Non è il prodotto in sé che scanso, quanto più la fanbase, essenzialmente per due motivi. Se mi si dice di leggere/vedere/approcciarmi a qualcosa con insistenza, si può star sicuri che eviterò la data cosa con slancio perché più mi si dice di fare qualcosa e più non la faccio a prescindere. La ragione, però, non è solo questa. Avendo avuto molto a che fare col dilagante disagio delle persone, nel momento in cui mi avvicino a qualcosa preferisco che passi del tempo rispetto a quando la maggior parte delle persone attorno a me leggono/vedono questo o quello. Non è per cattiveria, ma voglio semplicemente essere serena quando mi diletto con le mie passioni; ho già tante preoccupazioni nel mio quotidiano, quindi evito quanto più possibile la gggente che gggenteggia, per capirsi.

Lo stesso vale quando sono invitata a dire la mia e con tutto che sono educata e motivo ciò che dico mi si attacca. Grazie, ma no, grazie.

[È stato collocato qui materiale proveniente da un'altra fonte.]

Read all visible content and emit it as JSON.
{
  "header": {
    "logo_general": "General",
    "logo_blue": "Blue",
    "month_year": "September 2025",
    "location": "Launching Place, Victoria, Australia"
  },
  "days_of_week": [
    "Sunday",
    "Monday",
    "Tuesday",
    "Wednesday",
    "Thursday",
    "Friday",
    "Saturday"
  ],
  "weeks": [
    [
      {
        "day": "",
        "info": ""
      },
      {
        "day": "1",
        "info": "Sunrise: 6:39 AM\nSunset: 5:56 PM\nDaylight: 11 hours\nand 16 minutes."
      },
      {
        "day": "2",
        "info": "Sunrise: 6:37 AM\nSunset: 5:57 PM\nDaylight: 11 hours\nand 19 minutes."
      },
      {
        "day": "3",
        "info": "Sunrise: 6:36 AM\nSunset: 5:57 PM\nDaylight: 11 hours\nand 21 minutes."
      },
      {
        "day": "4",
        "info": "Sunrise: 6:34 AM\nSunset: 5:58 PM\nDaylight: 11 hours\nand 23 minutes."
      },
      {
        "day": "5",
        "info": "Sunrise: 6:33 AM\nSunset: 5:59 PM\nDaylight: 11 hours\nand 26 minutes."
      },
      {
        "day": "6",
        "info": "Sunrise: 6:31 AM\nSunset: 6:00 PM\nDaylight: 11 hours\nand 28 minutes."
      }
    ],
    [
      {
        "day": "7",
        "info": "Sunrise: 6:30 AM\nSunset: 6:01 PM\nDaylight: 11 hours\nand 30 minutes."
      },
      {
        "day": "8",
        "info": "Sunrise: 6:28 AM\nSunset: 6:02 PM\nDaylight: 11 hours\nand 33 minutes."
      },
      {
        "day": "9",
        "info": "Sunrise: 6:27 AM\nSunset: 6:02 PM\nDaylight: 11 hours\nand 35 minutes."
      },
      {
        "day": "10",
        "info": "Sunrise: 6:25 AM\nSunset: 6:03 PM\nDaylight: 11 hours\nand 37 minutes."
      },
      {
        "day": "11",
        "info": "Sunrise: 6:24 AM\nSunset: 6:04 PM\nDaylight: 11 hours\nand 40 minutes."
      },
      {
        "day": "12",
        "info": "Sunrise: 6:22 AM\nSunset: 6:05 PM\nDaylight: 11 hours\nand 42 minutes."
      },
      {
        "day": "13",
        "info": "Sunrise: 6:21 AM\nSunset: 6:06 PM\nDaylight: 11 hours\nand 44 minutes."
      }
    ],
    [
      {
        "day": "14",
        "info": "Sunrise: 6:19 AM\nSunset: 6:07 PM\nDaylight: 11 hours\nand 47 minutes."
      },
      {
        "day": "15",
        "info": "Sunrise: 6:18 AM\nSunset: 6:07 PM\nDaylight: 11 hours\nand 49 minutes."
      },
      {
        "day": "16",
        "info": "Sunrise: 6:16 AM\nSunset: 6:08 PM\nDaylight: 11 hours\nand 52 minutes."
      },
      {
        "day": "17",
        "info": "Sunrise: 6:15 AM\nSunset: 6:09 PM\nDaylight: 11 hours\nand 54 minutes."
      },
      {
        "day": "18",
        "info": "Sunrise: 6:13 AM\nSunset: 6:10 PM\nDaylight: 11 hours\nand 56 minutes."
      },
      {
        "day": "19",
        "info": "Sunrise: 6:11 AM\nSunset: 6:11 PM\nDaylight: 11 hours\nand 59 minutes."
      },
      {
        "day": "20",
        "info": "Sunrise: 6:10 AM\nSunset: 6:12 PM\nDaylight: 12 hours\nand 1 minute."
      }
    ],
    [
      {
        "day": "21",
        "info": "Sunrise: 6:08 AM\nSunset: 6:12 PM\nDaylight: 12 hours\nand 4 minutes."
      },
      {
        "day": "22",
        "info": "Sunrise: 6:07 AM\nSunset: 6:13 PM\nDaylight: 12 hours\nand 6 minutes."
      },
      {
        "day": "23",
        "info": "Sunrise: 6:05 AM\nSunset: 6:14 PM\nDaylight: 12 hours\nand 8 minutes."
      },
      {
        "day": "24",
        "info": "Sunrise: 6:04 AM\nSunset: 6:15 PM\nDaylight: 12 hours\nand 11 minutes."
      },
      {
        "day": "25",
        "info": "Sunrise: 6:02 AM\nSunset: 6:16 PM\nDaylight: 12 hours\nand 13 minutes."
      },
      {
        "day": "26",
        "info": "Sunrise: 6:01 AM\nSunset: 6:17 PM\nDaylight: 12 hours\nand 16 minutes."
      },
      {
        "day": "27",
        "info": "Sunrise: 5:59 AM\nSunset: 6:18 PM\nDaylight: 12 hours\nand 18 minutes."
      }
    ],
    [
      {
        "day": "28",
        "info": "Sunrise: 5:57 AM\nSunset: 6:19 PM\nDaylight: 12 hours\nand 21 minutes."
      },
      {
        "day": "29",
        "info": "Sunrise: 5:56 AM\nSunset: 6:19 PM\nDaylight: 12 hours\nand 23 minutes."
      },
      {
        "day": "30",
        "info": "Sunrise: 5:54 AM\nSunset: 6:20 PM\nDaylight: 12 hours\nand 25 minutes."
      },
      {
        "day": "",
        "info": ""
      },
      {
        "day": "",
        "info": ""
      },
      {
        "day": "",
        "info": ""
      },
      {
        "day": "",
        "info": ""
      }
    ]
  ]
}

Quando la febbre passa, ecco che io mi avvicino alla cosa. Non è un mistero che io abbia letto per esempio L’ombra del vento solo lo scorso anno (non appena sarò meno “impicciata” ve ne vorrei parlare come si deve), per esempio. Nel caso in cui aspetto invece con trepidante attesa qualcosa, allora tutto questo non lo considero in parte ovvero sto solo attenta a non avere a che fare con la gggente.

Credo di aver detto tutto, mi sa. O forse no; per il momento mi pare di sì, però potrei sbagliarmi. Nel caso in cui abbia dimenticato qualcosa, mi riserverò di aggiungerlo.

E voi, come vi approcciate a un’opera?